Ceramic Fuel Cells announced it has secured the first big order for its energy efficient fuel cells, and there are reports that it expects similar orders in the next 12 months.
Shares in Ceramic rose 10 percent to 21p after it announced the five-year deal with Dutch energy firm and utility partner Nuon, worth between 75-100 million pounds ($147-197 million).
The deal means boilers containing its fuel cell units will start appearing in Dutch homes towards the end of 2009. Nuon will order 50,000 stacks for delivery from June 2009, providing Ceramic meets performance targets.
The deal is contingent on Ceramic Fuel Cells meeting commercial requirements set by Nuon. According to the company they need to improve the durability of the fuel cells, from the current two years to four, to meet Nuon's targets and they are confident this will be met and that production will begin by June 2009.
According to those familiar with the deal, the fuel cell units will be priced at between $3000 and $4000 apiece, and will be used in boilers priced at over $6000 and owned by the power utilities.
It is claimed that the boilers will have a four to five-year payback for the utilities. Analysts speculate that the money saved by utilities through producing electricity in peoples homes, which can be twice as efficient as producing in big power stations and sending it through the grid, will result in the next generation of boilers being given to customers for free.
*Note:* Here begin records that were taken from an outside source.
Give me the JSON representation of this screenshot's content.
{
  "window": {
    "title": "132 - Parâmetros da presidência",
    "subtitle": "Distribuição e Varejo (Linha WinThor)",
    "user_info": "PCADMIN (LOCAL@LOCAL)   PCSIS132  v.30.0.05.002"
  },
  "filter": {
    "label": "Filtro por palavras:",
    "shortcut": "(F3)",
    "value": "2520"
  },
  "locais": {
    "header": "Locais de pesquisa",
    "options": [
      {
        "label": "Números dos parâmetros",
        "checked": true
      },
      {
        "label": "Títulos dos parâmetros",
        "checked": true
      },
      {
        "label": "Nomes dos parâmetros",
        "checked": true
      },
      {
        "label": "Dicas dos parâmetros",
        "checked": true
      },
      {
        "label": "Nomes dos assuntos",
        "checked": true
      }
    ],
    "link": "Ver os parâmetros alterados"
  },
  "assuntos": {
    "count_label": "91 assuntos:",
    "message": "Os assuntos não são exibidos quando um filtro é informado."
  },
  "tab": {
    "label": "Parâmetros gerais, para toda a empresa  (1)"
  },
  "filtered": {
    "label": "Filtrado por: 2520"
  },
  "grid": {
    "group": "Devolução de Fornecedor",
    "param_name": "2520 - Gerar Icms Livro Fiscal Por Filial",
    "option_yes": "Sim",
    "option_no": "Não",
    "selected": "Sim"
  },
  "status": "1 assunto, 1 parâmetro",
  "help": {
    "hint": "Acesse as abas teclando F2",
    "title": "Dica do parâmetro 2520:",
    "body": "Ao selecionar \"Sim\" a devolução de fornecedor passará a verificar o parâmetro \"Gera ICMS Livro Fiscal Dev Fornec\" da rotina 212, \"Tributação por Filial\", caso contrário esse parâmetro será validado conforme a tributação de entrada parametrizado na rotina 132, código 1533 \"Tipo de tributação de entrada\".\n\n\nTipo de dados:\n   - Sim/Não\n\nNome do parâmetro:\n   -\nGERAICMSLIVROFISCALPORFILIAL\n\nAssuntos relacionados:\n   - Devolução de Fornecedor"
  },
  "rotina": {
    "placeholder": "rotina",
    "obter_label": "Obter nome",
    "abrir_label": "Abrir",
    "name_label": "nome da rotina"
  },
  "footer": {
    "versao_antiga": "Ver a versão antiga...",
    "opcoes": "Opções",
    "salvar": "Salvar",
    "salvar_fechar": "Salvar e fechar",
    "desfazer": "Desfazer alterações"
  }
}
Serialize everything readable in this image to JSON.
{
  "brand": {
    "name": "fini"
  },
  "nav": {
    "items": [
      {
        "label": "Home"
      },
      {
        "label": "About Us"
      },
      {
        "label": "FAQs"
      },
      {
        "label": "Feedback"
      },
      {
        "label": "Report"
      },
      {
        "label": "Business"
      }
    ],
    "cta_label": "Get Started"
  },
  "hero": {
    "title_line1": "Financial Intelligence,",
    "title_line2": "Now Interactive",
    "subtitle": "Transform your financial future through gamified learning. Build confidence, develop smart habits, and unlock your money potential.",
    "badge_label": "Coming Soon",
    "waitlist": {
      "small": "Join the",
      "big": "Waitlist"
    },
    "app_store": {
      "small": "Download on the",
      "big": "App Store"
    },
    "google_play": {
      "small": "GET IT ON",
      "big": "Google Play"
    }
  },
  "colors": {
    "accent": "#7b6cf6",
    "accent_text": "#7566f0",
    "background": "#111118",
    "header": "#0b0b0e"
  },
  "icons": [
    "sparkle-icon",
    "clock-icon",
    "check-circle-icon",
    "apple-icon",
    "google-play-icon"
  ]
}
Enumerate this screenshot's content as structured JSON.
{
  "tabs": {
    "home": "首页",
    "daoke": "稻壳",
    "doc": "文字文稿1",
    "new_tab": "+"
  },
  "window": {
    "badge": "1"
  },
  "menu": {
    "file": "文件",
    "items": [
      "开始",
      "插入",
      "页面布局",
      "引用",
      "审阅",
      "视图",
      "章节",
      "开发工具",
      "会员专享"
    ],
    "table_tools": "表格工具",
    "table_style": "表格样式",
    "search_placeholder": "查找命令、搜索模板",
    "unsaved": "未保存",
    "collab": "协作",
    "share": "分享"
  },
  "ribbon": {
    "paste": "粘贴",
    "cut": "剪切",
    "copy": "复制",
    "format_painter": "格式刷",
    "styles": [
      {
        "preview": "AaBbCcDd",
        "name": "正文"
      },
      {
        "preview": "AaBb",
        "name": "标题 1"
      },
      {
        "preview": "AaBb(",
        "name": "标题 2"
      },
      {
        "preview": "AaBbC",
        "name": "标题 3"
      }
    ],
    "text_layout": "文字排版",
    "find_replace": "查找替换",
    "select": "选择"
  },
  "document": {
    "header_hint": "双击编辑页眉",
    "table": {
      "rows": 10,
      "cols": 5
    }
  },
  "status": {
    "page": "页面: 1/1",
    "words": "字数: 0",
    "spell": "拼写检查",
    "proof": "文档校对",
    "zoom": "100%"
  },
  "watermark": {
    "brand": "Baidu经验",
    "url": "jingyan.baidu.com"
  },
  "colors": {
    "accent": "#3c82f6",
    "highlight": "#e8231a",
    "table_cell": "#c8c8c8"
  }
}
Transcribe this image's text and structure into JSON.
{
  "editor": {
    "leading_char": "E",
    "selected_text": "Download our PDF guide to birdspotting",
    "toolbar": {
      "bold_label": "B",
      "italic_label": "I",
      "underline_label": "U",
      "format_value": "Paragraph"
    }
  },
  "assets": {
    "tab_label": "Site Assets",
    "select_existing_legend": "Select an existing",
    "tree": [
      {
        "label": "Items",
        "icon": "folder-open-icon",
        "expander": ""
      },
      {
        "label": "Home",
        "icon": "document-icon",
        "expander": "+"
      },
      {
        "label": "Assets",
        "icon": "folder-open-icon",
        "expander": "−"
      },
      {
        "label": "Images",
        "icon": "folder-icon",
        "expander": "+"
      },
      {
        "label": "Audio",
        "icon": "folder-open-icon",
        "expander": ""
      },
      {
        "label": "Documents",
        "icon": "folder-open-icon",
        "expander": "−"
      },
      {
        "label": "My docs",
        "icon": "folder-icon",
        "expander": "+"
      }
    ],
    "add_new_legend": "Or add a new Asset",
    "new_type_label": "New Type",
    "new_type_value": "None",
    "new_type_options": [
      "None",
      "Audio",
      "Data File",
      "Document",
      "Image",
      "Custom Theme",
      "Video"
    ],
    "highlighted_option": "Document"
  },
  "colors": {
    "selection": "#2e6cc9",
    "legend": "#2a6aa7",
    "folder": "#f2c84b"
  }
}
Before Wednesday, Ceramic Fuel had only received orders for prototypes of its fuel cell units, although rival Ceres got an order for 37,500 units from British Gas owner Centrica in January, for delivery from 2011.
Australia and Europe-based Ceramic Fuel is also developing its fuel cell stacks with E.ON's Powergen, Germany's EWE and Gaz de France, which could result in further orders.
Ceramic Fuel also announced the construction of a €12.4 million factory in Heinsberg, Germany, with an initial production capacity of 10,000 units per year.